Schleswig-Holstein liegt somit über den Größenordnungen, die bundesweit vereinbart waren. Deshalb kommen immer mehr Kommunen an ihre Grenzen, wenn es um die Unterbringung und Betreuung der Geflüchteten geht. Das ist in Ratzeburg nicht anders. Und bis Ende Oktober sollen hier noch weitere 181 Geflüchtete ankommen.
"Alles, was ich hatte, wurde zerstört"
Eine der nun Angekommenen ist Lin. Die 16-Jährige spricht gutes Englisch - sie kommt ursprünglich aus Syrien. Vor zehn Jahren war sie wegen des Krieges mit ihrer Familie in die Türkei ausgewandert. Dort war sie vom schweren Erdbeben betroffen gewesen - vor Kurzem hat sich die fünfköpfige Familie auf den Weg nach Deutschland gemacht. "Ich hoffe hier auf eine glückliche Zukunft. Alles, was ich in der Türkei hatte, wurde durch das Erdbeben zerstört. Ich habe zwei Monate in der Schule geschlafen. Aber ich hatte schon lange keine Schule mehr", berichtet sie.
Die Familie gehört zu den knapp 100 Geflüchteten, die allein in dieser Woche in Ratzeburg angekommen sind. Alle haben sie einen langen Weg hinter sich - denn die Ausländerbehörde in Ratzeburg ist in der Regel bereits der dritte Stopp der Geflüchteten, bevor sie auf die einzelnen Gemeinden verteilt werden. Ihre Erstaufnahme in Schleswig-Holstein war in Neumünster. Von dort werden Geflüchtete an die Landesunterkünfte in Boostedt, Rendsburg, Bad Segeberg, Seeth und auch in Neumünster selbst weiter verteilt. Für Lin und ihre Familie geht es über Ratzeburg schließlich nach Geesthacht an der Elbe.
Noch ist es ruhig - doch das wird sich ändern
Lin erzählt, dass sich viele syrische Familien ein Leben in der Türkei aufbauen wollten. Doch sie habe es vor Ort als schwer empfunden - sie habe sich nicht willkommen gefühlt. In Ratzeburg kann die Familie sich nur kurz ausruhen. Ein Fahrer bringt sie eine halbe Stunde später in die Flüchtlingsunterkunft nach Geesthacht.
Die Ausländerbehörde verteilt sie und die anderen 64 Geflüchteten auf insgesamt sechs Gemeinden. Dort wohnen sie in größeren Unterkünften, mit viel Glück in Wohnungen oder in der 20 Kilometer entfernten Gemeinschaftsunterkunft in Gudow. Dort war es die letzten Tage noch ruhig - doch das wird sich bald schon ändern. In den nächsten Tagen sollen weitere 40 Geflüchtete ankommen.

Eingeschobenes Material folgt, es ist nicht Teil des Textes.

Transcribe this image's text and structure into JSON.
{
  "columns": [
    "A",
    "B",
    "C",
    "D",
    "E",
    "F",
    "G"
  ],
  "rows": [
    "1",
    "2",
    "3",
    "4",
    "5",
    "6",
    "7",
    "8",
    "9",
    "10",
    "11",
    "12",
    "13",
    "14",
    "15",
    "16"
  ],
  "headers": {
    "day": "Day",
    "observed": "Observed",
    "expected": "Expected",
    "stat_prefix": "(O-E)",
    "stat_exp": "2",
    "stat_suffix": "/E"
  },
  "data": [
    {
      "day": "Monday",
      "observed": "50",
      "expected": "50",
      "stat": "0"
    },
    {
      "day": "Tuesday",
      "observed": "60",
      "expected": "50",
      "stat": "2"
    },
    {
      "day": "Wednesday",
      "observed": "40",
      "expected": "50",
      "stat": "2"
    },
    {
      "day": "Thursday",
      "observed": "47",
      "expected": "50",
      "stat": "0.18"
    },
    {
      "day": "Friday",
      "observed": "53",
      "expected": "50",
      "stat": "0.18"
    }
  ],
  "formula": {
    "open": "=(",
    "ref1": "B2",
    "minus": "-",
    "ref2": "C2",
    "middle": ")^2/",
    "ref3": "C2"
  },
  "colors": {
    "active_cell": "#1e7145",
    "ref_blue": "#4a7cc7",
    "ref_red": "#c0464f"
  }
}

Wohlfühlen und in Ruhe ankommen
Die Gemeinschaftsunterkunft gibt es schon seit den 90er-Jahren - seit 2016 wird sie vom Diakonischen Werk Herzogtum Lauenburg im Auftrag der Kreisverwaltung betrieben. Geschäftsführer Ulf Kassebaum erzählt, wie wichtig es ihm sei, dass die Geflüchteten sich in Gudow wohlfühlen und in Ruhe ankommen dürfen.
"Wir müssen uns vorstellen, dass die Menschen wirklich anstrengende, schwierige Geschichten mitbringen und oftmals gar nicht genau wissen, wohin die Reise geht. Insofern ist es gut, einmal ein bisschen durchatmen zu können. Und dafür bietet Gudow die ideale Gelegenheit", sagt er. Doch die Gemeinschaftsunterkunft ist auch wieder nur eine Zwischenstation - die Menschen bleiben dort nicht länger als 6-8 Wochen.
"Den Oktober schaffen wir noch, dann ist es voll"
Der Landrat des Kreises Herzogtum Lauenburg, Christoph Mager, ist froh über diese Einrichtung. Sie dient als sogenannter "Puffer", wo Menschen flexibel einquartiert werden können. Unter anderem, weil fertig bezogene Betten bereitstehen. Langfristiges Ziel sei es, die Menschen dezentral in einzelnen Wohnungen unterzubringen.
Doch genau hier liege das Problem - es gäbe einfach zu wenig passenden Wohnraum. "Wenn man einfach die Zahlen nebeneinanderlegt, was wir haben und was wir erwarten, dann könnte man rechnerisch sagen: Den Oktober, den schaffen wir noch. Doch dann ist es voll." Mager erklärt weiter, dass die Städte und Ämter weiterhin versuchen, Wohnraum zu akquirieren. Jedoch gelingt das nur selten.
Landrat warnt vor Unterbringung in Sporthallen
Der Landrat wünscht sich vom Land Schleswig-Holstein insgesamt mehr Planbarkeit und die Rückkehr zur vierwöchigen Ankündigungsfrist. Diese wurde aufgrund der hohen Flüchtlingszahlen in den letzten Monaten auf drei Wochen heruntergesetzt. Mager fordert auch eine Begrenzung der Geflüchteten in irgendeiner Form. Jedoch betont er, dass die Stimmung in der Gemeinde noch gut und die Hilfsbereitschaft im Ort groß sei.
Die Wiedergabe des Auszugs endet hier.